2010 books
Jan. 26th, 2010 08:20 am
7) Philip K. Dick, Clans of the Alphane Moon, 1964
Chuck Rittersdorf, a CIA robot programmer, plans to kill his ex-wife on a colony of certified maniacs three light years away by means of a simulacrum operated from San Francisco. Assorted aliens get involved (including one of PKD's best known, Lord Running Clam) and another interplanetary war is averted. I've also read the short story 'Shell Game' on which this was based; the novel is a good expansion on the idea of how paranoids could measure their paranoia, and I liked his postulation that a society composed entirely of mentally ill people might function in the same stratified way as a normal human society does. Dick threw out an enormous amount of more straightforward (and yes, scientific) thinking to get this book to make its own kind of bizarre, manic sense, and several scenes such as the shoot-out between husband and wife felt completely overdone, but as usual with PKD we have to dig beneath a couple of layers of erratic nonsense to get at the nub of his ideas. What works best here is how Rittersdorf is forced to second guess himself when plans for a TV comedy script he is asked to write somehow match his plans for the murder, and Dick always did this sort of double-take on reality very well.

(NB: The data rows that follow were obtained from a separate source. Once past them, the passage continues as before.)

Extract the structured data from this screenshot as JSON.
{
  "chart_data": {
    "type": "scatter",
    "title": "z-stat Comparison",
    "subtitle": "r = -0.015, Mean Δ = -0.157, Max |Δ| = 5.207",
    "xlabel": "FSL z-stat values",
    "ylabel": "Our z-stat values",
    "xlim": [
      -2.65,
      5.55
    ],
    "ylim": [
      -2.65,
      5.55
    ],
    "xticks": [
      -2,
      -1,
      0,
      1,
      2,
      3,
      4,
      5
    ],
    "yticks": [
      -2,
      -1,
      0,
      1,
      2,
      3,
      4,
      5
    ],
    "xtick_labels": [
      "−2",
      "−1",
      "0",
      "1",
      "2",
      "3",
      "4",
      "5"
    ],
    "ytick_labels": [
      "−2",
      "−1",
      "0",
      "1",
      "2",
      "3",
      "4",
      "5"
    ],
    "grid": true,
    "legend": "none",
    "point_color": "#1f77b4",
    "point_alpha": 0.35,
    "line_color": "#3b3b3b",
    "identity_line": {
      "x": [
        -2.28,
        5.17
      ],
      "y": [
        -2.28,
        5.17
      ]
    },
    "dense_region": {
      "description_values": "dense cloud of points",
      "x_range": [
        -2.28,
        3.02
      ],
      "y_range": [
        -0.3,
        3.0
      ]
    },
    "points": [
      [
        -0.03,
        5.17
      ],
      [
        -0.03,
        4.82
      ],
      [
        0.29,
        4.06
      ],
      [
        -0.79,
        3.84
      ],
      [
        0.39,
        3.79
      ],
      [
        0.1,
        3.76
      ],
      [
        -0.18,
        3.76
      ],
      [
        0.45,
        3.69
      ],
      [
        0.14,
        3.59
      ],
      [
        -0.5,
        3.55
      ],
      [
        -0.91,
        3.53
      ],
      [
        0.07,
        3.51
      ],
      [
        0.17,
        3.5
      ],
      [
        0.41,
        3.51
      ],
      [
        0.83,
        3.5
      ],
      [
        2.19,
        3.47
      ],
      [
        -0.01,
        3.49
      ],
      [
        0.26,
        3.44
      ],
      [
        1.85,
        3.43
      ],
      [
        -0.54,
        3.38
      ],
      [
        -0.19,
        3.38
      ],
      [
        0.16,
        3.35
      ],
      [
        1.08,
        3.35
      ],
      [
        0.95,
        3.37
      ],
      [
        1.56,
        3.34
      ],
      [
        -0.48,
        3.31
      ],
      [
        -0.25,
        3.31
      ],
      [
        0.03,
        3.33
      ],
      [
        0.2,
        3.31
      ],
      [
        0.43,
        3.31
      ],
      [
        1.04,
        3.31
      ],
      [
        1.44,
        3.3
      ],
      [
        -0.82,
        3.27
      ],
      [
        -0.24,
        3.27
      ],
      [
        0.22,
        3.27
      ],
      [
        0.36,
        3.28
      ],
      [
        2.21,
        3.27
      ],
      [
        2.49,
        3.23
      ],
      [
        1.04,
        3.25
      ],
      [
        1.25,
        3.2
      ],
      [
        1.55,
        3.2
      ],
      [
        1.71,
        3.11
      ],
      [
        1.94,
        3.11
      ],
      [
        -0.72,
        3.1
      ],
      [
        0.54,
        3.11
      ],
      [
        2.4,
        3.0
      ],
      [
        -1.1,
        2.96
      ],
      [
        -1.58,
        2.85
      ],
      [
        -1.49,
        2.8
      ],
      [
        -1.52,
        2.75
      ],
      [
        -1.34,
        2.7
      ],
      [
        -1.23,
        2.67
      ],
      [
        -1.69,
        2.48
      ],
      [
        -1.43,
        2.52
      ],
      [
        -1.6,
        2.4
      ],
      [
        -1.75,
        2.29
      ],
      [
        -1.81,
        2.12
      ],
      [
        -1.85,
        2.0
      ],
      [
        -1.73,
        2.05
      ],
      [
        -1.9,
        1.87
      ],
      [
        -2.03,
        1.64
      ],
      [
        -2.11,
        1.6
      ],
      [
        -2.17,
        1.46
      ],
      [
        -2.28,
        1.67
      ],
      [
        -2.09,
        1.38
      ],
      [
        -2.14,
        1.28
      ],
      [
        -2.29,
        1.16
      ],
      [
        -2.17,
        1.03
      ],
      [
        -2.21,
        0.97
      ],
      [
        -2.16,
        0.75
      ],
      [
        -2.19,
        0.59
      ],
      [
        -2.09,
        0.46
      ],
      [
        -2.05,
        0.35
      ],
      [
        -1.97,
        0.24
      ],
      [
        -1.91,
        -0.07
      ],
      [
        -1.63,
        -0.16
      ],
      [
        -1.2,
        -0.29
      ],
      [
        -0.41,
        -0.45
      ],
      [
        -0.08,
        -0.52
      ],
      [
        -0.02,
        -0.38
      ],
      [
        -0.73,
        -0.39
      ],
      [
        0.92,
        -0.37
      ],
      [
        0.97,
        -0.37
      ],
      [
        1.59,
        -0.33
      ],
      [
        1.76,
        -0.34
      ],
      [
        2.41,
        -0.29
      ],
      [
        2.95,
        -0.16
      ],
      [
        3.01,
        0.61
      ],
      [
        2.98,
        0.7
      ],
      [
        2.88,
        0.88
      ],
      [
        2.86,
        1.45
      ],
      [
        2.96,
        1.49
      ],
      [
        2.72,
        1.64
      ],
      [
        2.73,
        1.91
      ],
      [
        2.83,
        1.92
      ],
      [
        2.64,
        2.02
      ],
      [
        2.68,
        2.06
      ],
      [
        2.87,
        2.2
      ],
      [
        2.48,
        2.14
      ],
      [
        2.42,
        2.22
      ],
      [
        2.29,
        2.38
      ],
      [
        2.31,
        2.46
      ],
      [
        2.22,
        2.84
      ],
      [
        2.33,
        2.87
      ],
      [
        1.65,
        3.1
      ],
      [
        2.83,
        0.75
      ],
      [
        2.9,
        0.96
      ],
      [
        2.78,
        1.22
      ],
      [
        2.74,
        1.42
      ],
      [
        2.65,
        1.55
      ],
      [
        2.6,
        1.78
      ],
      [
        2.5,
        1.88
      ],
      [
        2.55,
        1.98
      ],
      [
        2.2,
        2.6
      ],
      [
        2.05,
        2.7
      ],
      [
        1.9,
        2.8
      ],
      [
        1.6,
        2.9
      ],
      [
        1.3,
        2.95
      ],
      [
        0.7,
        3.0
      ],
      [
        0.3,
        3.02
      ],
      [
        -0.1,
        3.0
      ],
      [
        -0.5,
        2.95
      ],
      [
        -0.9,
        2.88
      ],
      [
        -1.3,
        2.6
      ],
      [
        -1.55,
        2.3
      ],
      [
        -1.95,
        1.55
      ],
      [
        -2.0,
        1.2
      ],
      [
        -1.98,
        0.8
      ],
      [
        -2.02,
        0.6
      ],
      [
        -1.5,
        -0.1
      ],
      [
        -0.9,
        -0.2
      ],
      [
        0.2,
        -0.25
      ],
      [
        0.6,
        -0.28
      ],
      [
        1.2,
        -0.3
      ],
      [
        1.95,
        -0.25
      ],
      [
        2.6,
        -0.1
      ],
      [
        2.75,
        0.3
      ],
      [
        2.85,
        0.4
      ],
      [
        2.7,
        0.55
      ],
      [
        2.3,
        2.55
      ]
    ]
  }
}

I get the feeling he wrote this as a comedy although it rarely worked as such for me (perhaps it's that nonsense that's meant to generate the laughs, because some people still find Clans incredibly funny), plus, like the majority of his writing it would be another complete failure of the Bechdel Test. Like I say, even today we forgive PKD a great amount for him to remain in print in the UK, and probably only Heinlein has fared less well in that respect.